Low nicotine helps cut smoking
Smokers who switched to special low-nicotine cigarettes wound up smoking less and were more likely to try to quit, researchers found.
The study only lasted six weeks, but researchers said it's the first large study to show that slashing nicotine, perhaps below an addiction threshold, is safe and leads to less smoking. The Food and Drug Administration was given the power in 2009 to mandate lower nicotine levels if it would help public health, but has not yet done so. Results are in the New England Journal of Medicine. The FDA and the National Institute on Drug Abuse paid for the study.

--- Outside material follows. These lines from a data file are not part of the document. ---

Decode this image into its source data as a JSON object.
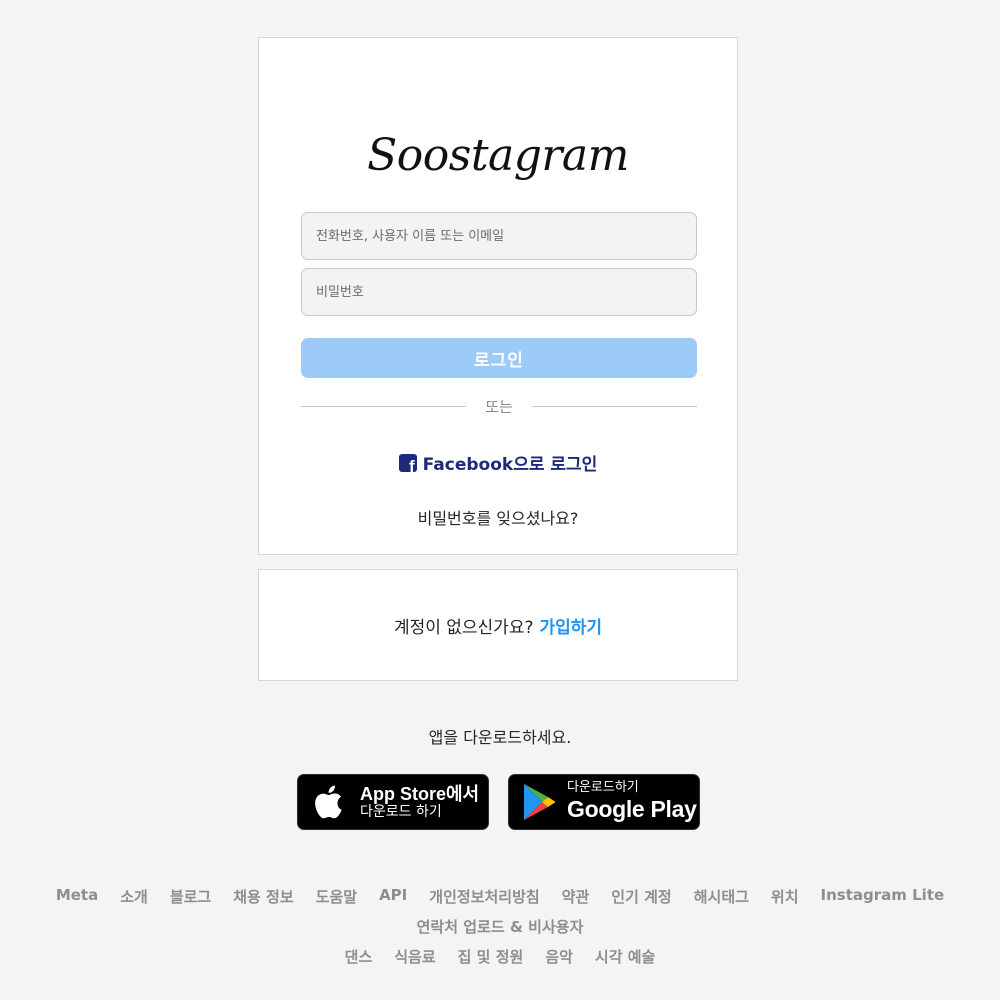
{
  "logo": "Soostagram",
  "login": {
    "username_placeholder": "전화번호, 사용자 이름 또는 이메일",
    "password_placeholder": "비밀번호",
    "login_button": "로그인",
    "divider": "또는",
    "facebook_icon": "facebook-icon",
    "facebook_label": "Facebook으로 로그인",
    "forgot_password": "비밀번호를 잊으셨나요?"
  },
  "signup": {
    "prompt": "계정이 없으신가요?",
    "link": "가입하기"
  },
  "download": {
    "text": "앱을 다운로드하세요.",
    "app_store_line1": "App Store에서",
    "app_store_line2": "다운로드 하기",
    "google_play_line1": "다운로드하기",
    "google_play_line2": "Google Play"
  },
  "footer": {
    "row1": [
      "Meta",
      "소개",
      "블로그",
      "채용 정보",
      "도움말",
      "API",
      "개인정보처리방침",
      "약관",
      "인기 계정",
      "해시태그",
      "위치",
      "Instagram Lite"
    ],
    "row2": [
      "연락처 업로드 & 비사용자"
    ],
    "row3": [
      "댄스",
      "식음료",
      "집 및 정원",
      "음악",
      "시각 예술"
    ]
  },
  "colors": {
    "background": "#f4f4f4",
    "login_button": "#9ccbf9",
    "facebook_blue": "#1d2a7a",
    "link_blue": "#1f95f1"
  }
}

5 Americans contract q fever
Five Americans came down with an unusual illness after traveling to Germany for a treatment — not permitted in the U.S. — involving injections with fetal cells from sheep, health officials reported.
The five New York residents received the "live cell therapy" in May last year. About a week later, they developed fever, fatigue and other symptoms of a dangerous bacterial illness called Q fever. Two told investigators that they were part of a group that, for the past five years, had traveled to Germany twice a year for the injections. A Canadian also came down with the illness after receiving the treatment around the same time. It's sometimes offered as an anti-aging therapy, but also has been touted for conditions ranging from impotence to liver disease. There is no published clinical proof the treatments work, officials say.
Three of the six recovered. But three others were still experiencing symptoms more than nine months later.